Der Begriff Hartholz wurde ursprünglich für Hölzer mit einer Darrdichte von über 0,55g/cm³ verwendet. Das bedeutet, die Hölzer haben einen großen Anteil an Fasern und eine besonders enge Gefäßstruktur, was sie oft haltbarer macht. Die meisten Tropenhölzer sind Harthölzer, technisch zählen auch Buche, Eiche und Esche dazu.

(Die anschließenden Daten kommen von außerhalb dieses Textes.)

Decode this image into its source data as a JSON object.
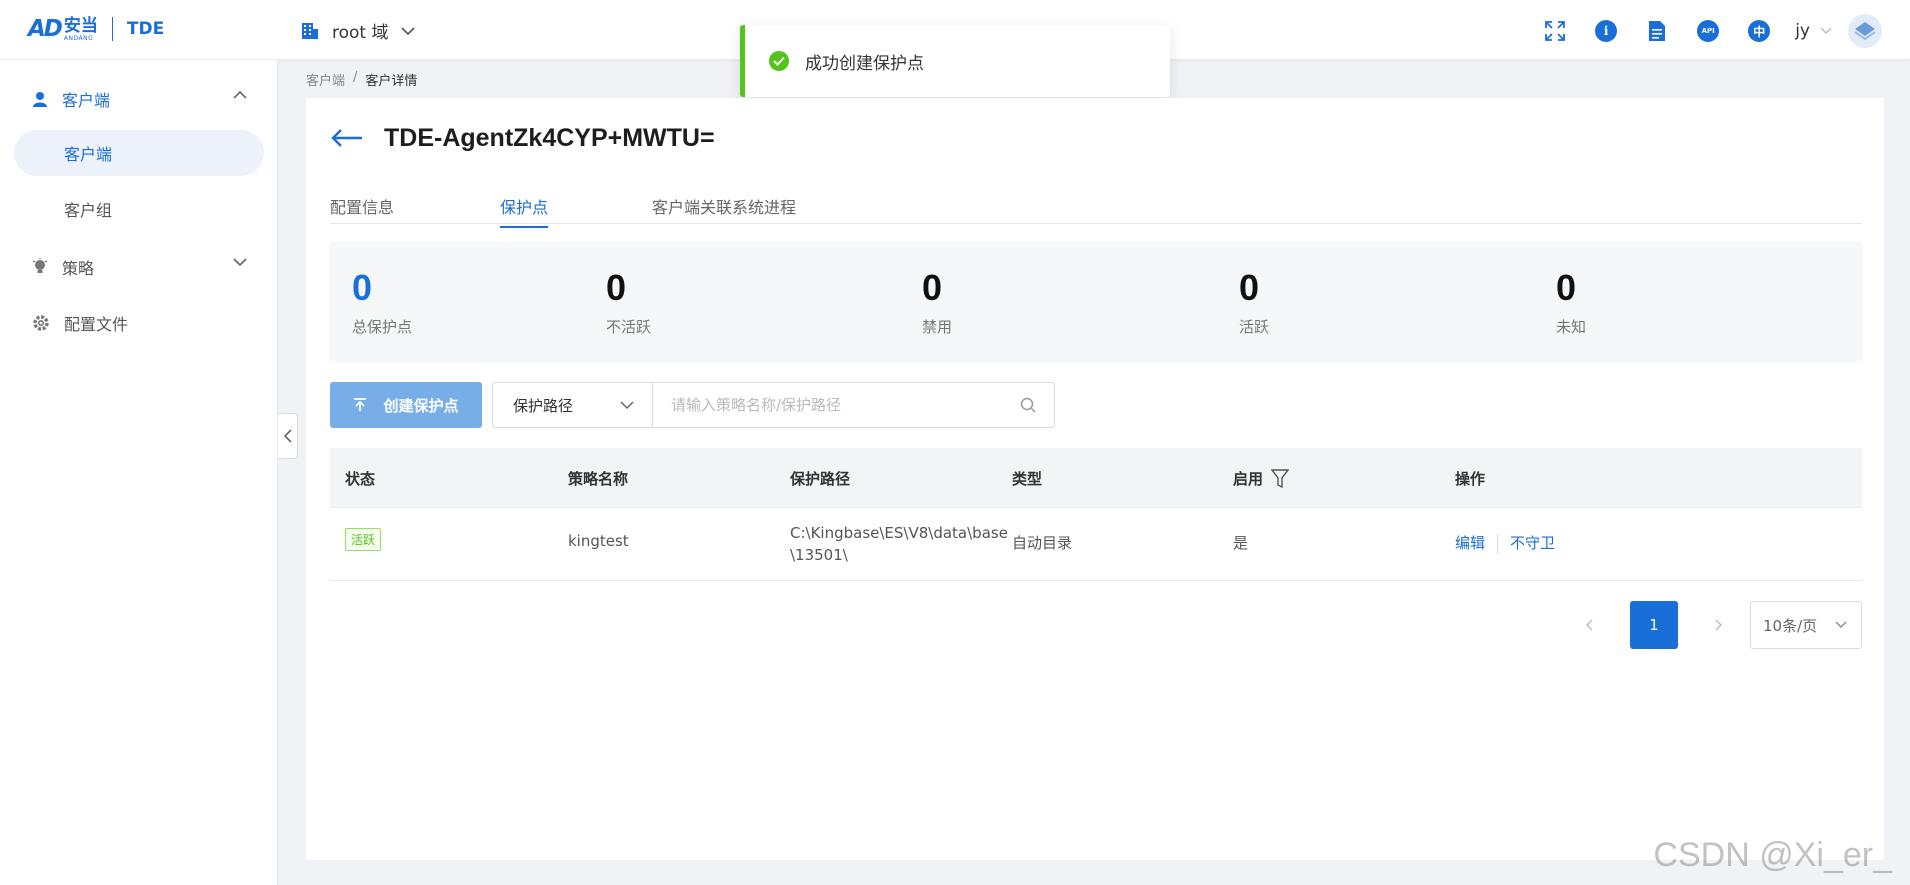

Je nach klimatischen Bedingungen kann die Härte einer Baumart in unterschiedlichen Regionen variieren. Die Art ist keine Garantie für hochwertiges Hartholz. Es kommt auf ein Zusammenspiel aus Baumart und günstigen klimatischen Bedingungen an.

HDF

Abkürzung für „High Density Fiberboard“ (Hochdichte Faserplatte).

Hohlkammerdiele

Eine Hohlkammerdiele ist eine Terrassendiele mit einem hohlen Profil. Die Dielen zeichnen sich durch eine gute Stabilität aus und bieten ein faires Preis-Leistungs-Verhältnis. Hohlkammerdielen können zum Beispiel aus WPC gefertigt sein. Sie sind ausgesprochen witterungsbeständig und dauerhaft. Allerdings ist eine Hohlkammerdiele einer Vollprofil Diele in Sachen Stabilität unterlegen.

HPL

Abkürzung für „High Pressure Laminate“.